An Appellate Division, First Department panel has decided that the renter, Odilson Fuentes, cannot recover at summary judgment for rent overcharges, despite a correct lower-court ruling that he was entitled to a rent-stabilized apartment, because “he failed to present evidence of rent overcharge [during the] four years prior to the commencement of [his] lawsuit in January 2014.”
“While rental history may be examined beyond [the] four years [before the bringing of a lawsuit] to determine rent-stabilized status, it may not be used for the purpose of calculating an overcharge,” the unanimous panel wrote, citing East W. Renovating v. New York State Div. of Hous. & Community Renewal, 16 A.D.3d 166.
“Rent overcharge claims are generally subject to a four-year statute of limitations,” the panel of Justices John Sweeny, Judith Gische, Troy Webber, Marcy Kahn and Peter Moulton wrote.
The justices’ July 30 ruling partially reversed a 2017 decision from Manhattan Supreme Court Justice Ellen Coin, who had granted Fuentes partial summary judgment on his claim for rent overcharge. (The justices affirmed Coin’s decision that Fuentes was entitled to a rent-stabilized lease for the apartment.)
Fuentes, who moved into the apartment on West 183rd Street in 2010, had claimed both money damages and punitive damages for the alleged overcharges, including interest, as well as his attorney fees under Real Property Law §234 and the Rent Stabilization Law and Code, the justices said.

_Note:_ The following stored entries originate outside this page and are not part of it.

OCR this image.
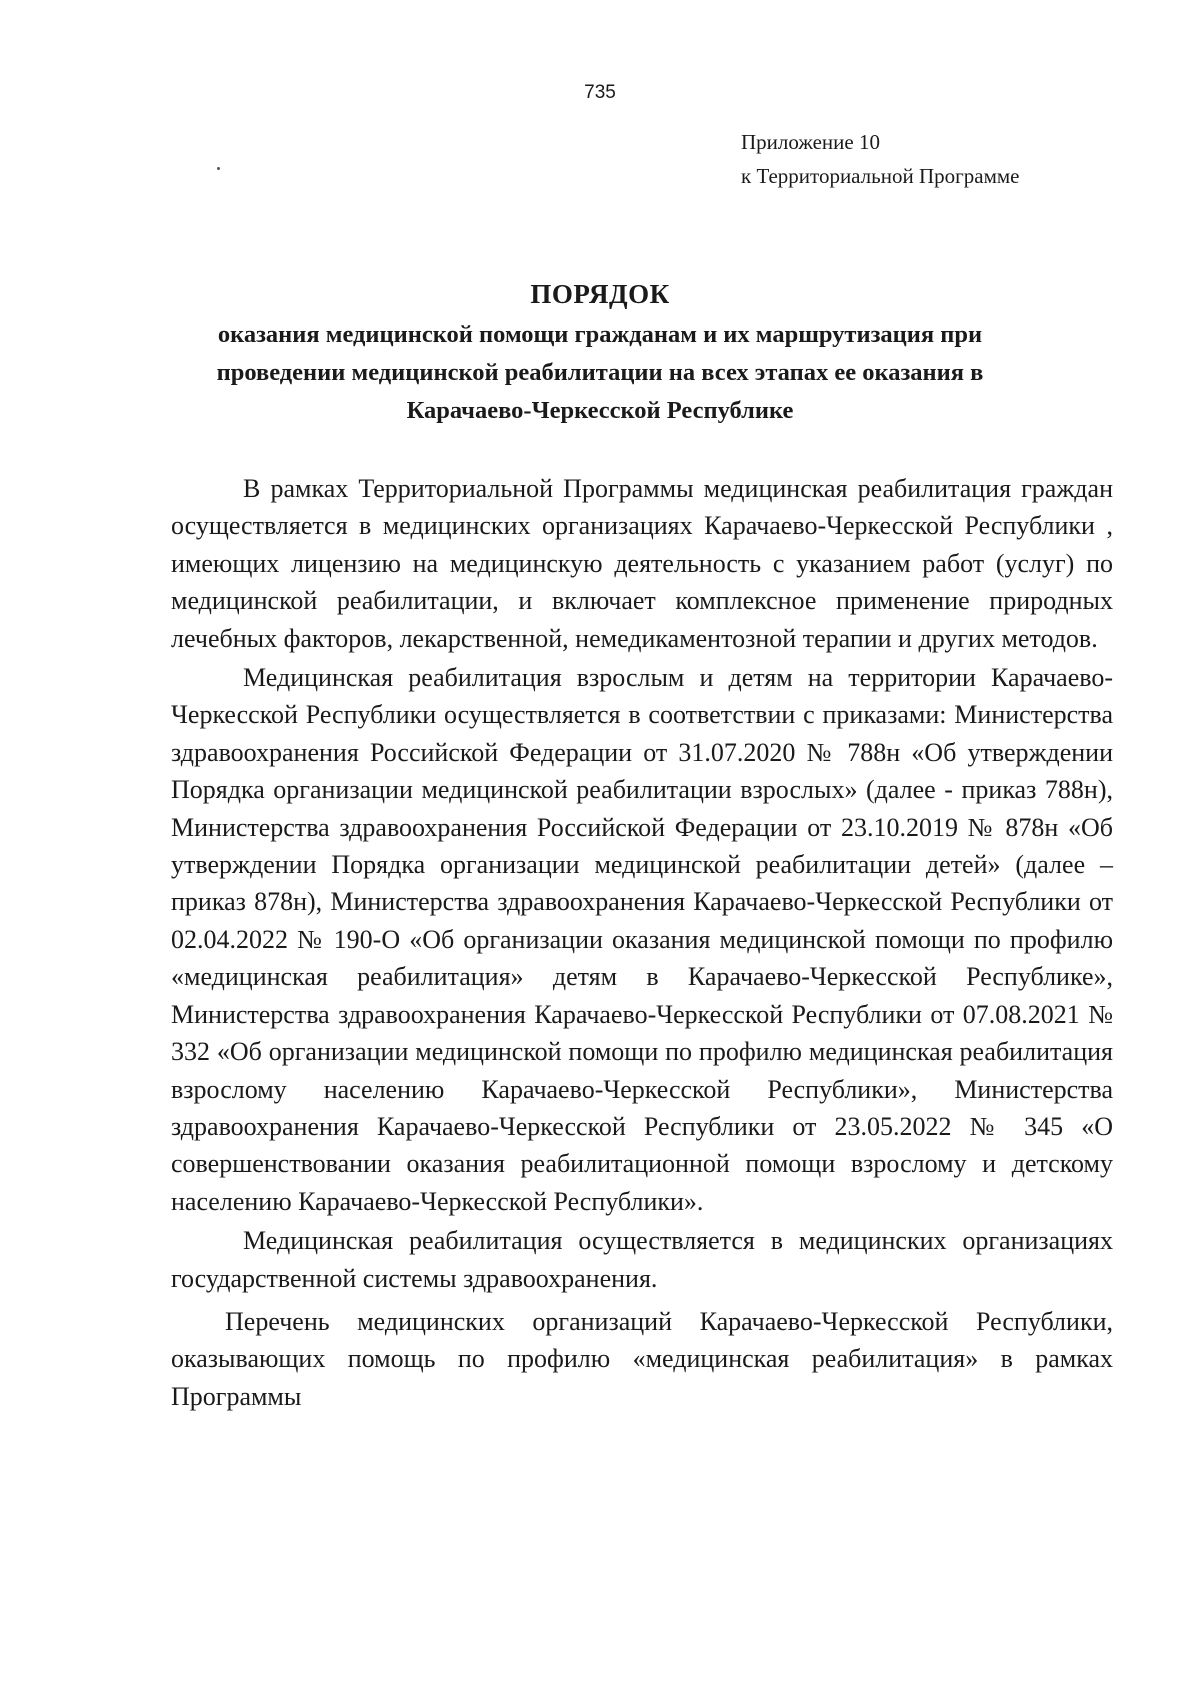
735
Приложение 10
к Территориальной Программе
ПОРЯДОК
оказания медицинской помощи гражданам и их маршрутизация при проведении медицинской реабилитации на всех этапах ее оказания в Карачаево-Черкесской Республике

В рамках Территориальной Программы медицинская реабилитация граждан осуществляется в медицинских организациях Карачаево-Черкесской Республики , имеющих лицензию на медицинскую деятельность с указанием работ (услуг) по медицинской реабилитации, и включает комплексное применение природных лечебных факторов, лекарственной, немедикаментозной терапии и других методов.

Медицинская реабилитация взрослым и детям на территории Карачаево-Черкесской Республики осуществляется в соответствии с приказами: Министерства здравоохранения Российской Федерации от 31.07.2020 № 788н «Об утверждении Порядка организации медицинской реабилитации взрослых» (далее - приказ 788н), Министерства здравоохранения Российской Федерации от 23.10.2019 № 878н «Об утверждении Порядка организации медицинской реабилитации детей» (далее – приказ 878н), Министерства здравоохранения Карачаево-Черкесской Республики от 02.04.2022 № 190-О «Об организации оказания медицинской помощи по профилю «медицинская реабилитация» детям в Карачаево-Черкесской Республике», Министерства здравоохранения Карачаево-Черкесской Республики от 07.08.2021 № 332 «Об организации медицинской помощи по профилю медицинская реабилитация взрослому населению Карачаево-Черкесской Республики», Министерства здравоохранения Карачаево-Черкесской Республики от 23.05.2022 № 345 «О совершенствовании оказания реабилитационной помощи взрослому и детскому населению Карачаево-Черкесской Республики».

Медицинская реабилитация осуществляется в медицинских организациях государственной системы здравоохранения.

Перечень медицинских организаций Карачаево-Черкесской Республики, оказывающих помощь по профилю «медицинская реабилитация» в рамках Программы
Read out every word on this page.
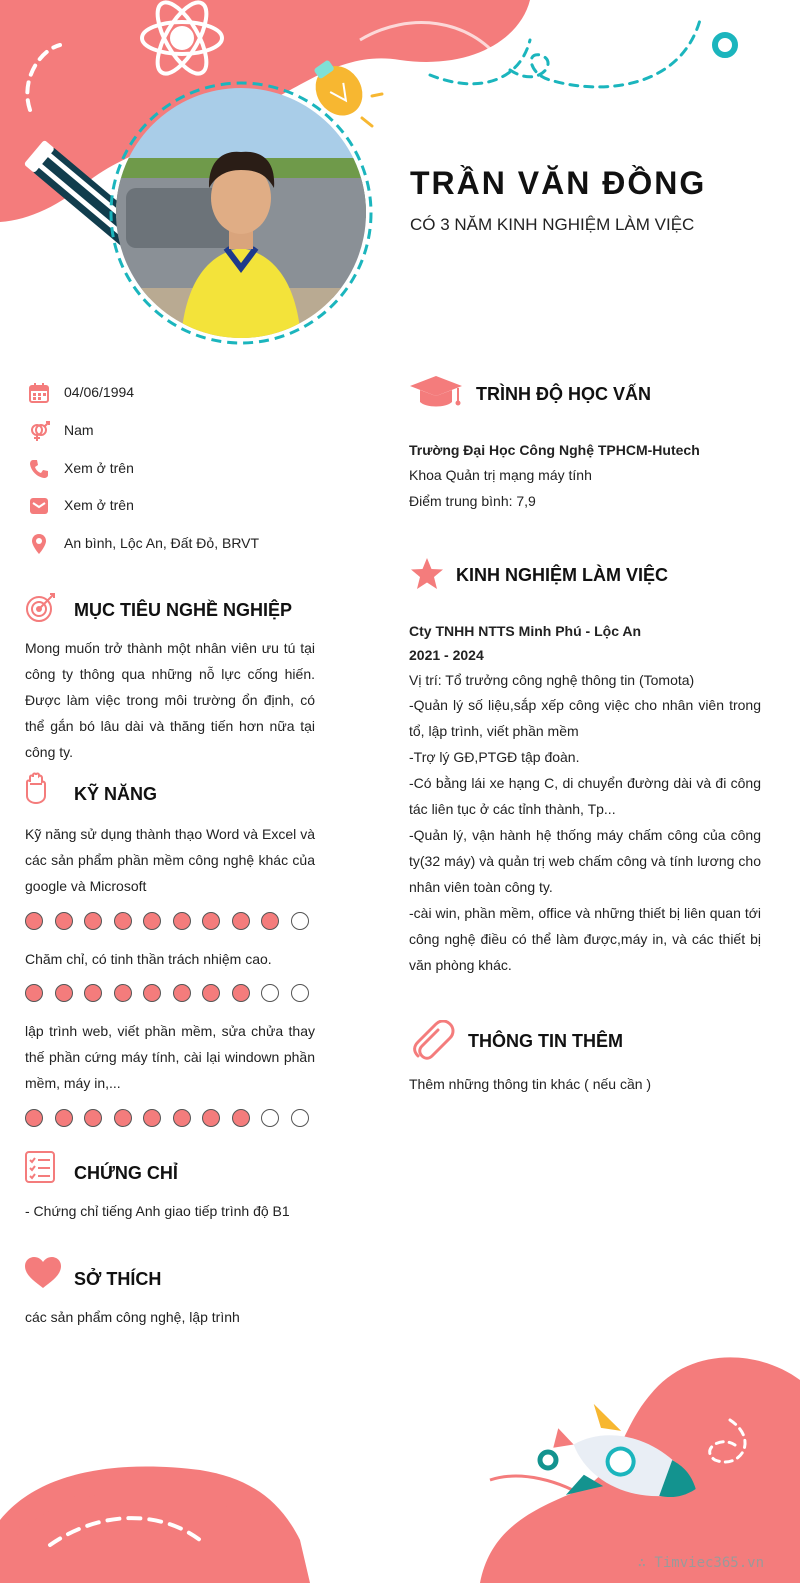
TRẦN VĂN ĐỒNG
CÓ 3 NĂM KINH NGHIỆM LÀM VIỆC
04/06/1994
Nam
Xem ở trên
Xem ở trên
An bình, Lộc An, Đất Đỏ, BRVT
MỤC TIÊU NGHỀ NGHIỆP
Mong muốn trở thành một nhân viên ưu tú tại công ty thông qua những nỗ lực cống hiến. Được làm việc trong môi trường ổn định, có thể gắn bó lâu dài và thăng tiến hơn nữa tại công ty.
KỸ NĂNG
Kỹ năng sử dụng thành thạo Word và Excel và các sản phẩm phần mềm công nghệ khác của google và Microsoft
Chăm chỉ, có tinh thần trách nhiệm cao.
lập trình web, viết phần mềm, sửa chửa thay thế phần cứng máy tính, cài lại windown phần mềm, máy in,...
CHỨNG CHỈ
- Chứng chỉ tiếng Anh giao tiếp trình độ B1
SỞ THÍCH
các sản phẩm công nghệ, lập trình
TRÌNH ĐỘ HỌC VẤN
Trường Đại Học Công Nghệ TPHCM-Hutech
Khoa Quản trị mạng máy tính
Điểm trung bình: 7,9
KINH NGHIỆM LÀM VIỆC
Cty TNHH NTTS Minh Phú - Lộc An
2021 - 2024
Vị trí: Tổ trưởng công nghệ thông tin (Tomota)
-Quản lý số liệu,sắp xếp công việc cho nhân viên trong tổ, lập trình, viết phần mềm
-Trợ lý GĐ,PTGĐ tập đoàn.
-Có bằng lái xe hạng C, di chuyển đường dài và đi công tác liên tục ở các tỉnh thành, Tp...
-Quản lý, vận hành hệ thống máy chấm công của công ty(32 máy) và quản trị web chấm công và tính lương cho nhân viên toàn công ty.
-cài win, phần mềm, office và những thiết bị liên quan tới công nghệ điều có thể làm được,máy in, và các thiết bị văn phòng khác.
THÔNG TIN THÊM
Thêm những thông tin khác ( nếu cần )
∴ Timviec365.vn
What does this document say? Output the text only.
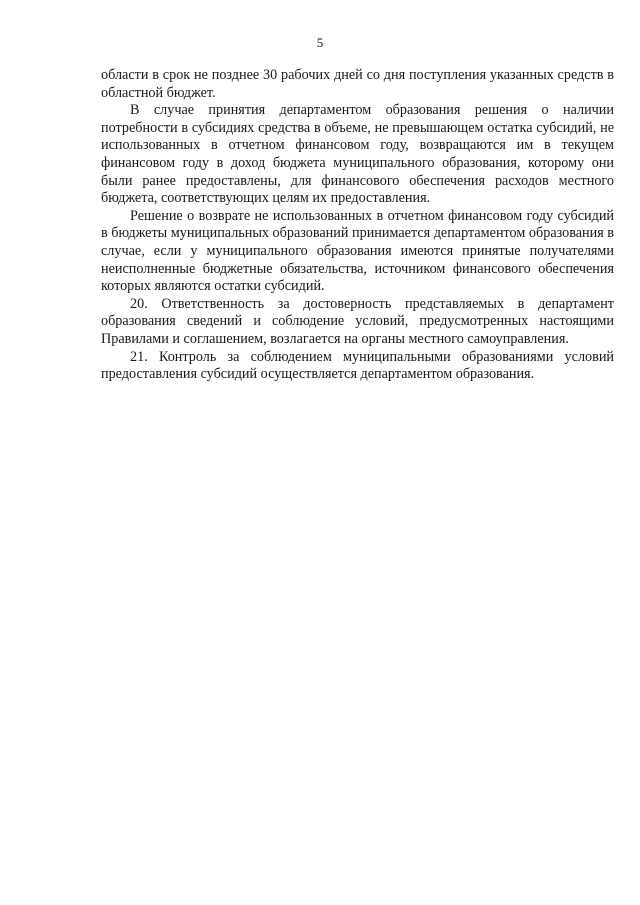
5

области в срок не позднее 30 рабочих дней со дня поступления указанных средств в областной бюджет.

В случае принятия департаментом образования решения о наличии потребности в субсидиях средства в объеме, не превышающем остатка субсидий, не использованных в отчетном финансовом году, возвращаются им в текущем финансовом году в доход бюджета муниципального образования, которому они были ранее предоставлены, для финансового обеспечения расходов местного бюджета, соответствующих целям их предоставления.

Решение о возврате не использованных в отчетном финансовом году субсидий в бюджеты муниципальных образований принимается департаментом образования в случае, если у муниципального образования имеются принятые получателями неисполненные бюджетные обязательства, источником финансового обеспечения которых являются остатки субсидий.

20. Ответственность за достоверность представляемых в департамент образования сведений и соблюдение условий, предусмотренных настоящими Правилами и соглашением, возлагается на органы местного самоуправления.

21. Контроль за соблюдением муниципальными образованиями условий предоставления субсидий осуществляется департаментом образования.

They further explained in their opinion that parties in rent overcharge actions “may look back farther than four years [before filing suit], where there is evidence of fraudulent conduct on the part of the landlord,” but that in Fuentes’ suit he had “failed to set forth sufficient indicia of fraud to warrant consideration of the rental history beyond the four-year statutory period from [the] January 2014” filing date.
“The [lower] court improperly concluded that defendant [Kwik Realty’s] failure to maintain any records of the alleged individual apartment improvements (IAIs) and its failure to provide notices under the Rent Stabilization Code relating to the last legal, regulated rent, were evidence of ‘an attempt to circumvent the Rent Stabilization Law,’’” the justices said.
They added, “While [Kwik Realty] failed to provide notices, [Kwik] registered the apartment with DHCR [the Division of Housing and Community Renewal]. And, although, [Kwik] concededly failed to maintain records of the alleged IAIs, there is no requirement under the [relevant] statute that such records be maintained indefinitely.”
Niles Welikson of Horing Welikson & Rosen, along with member Richard Walsh, represented Kwik Realty in the appeal.
Reached by phone Thursday, Walsh said that the lower court had “incorrectly granted summary judgment in favor of the plaintiff on the rent overcharge issue.”
“We think the [First Department] decision was correct because there was no evidence of a rent overcharge,” he added.
Matthew Chachere, an attorney with the Northern Manhattan Improvement Corp. Legal Services, represented Fuentes. He could not be reached for comment.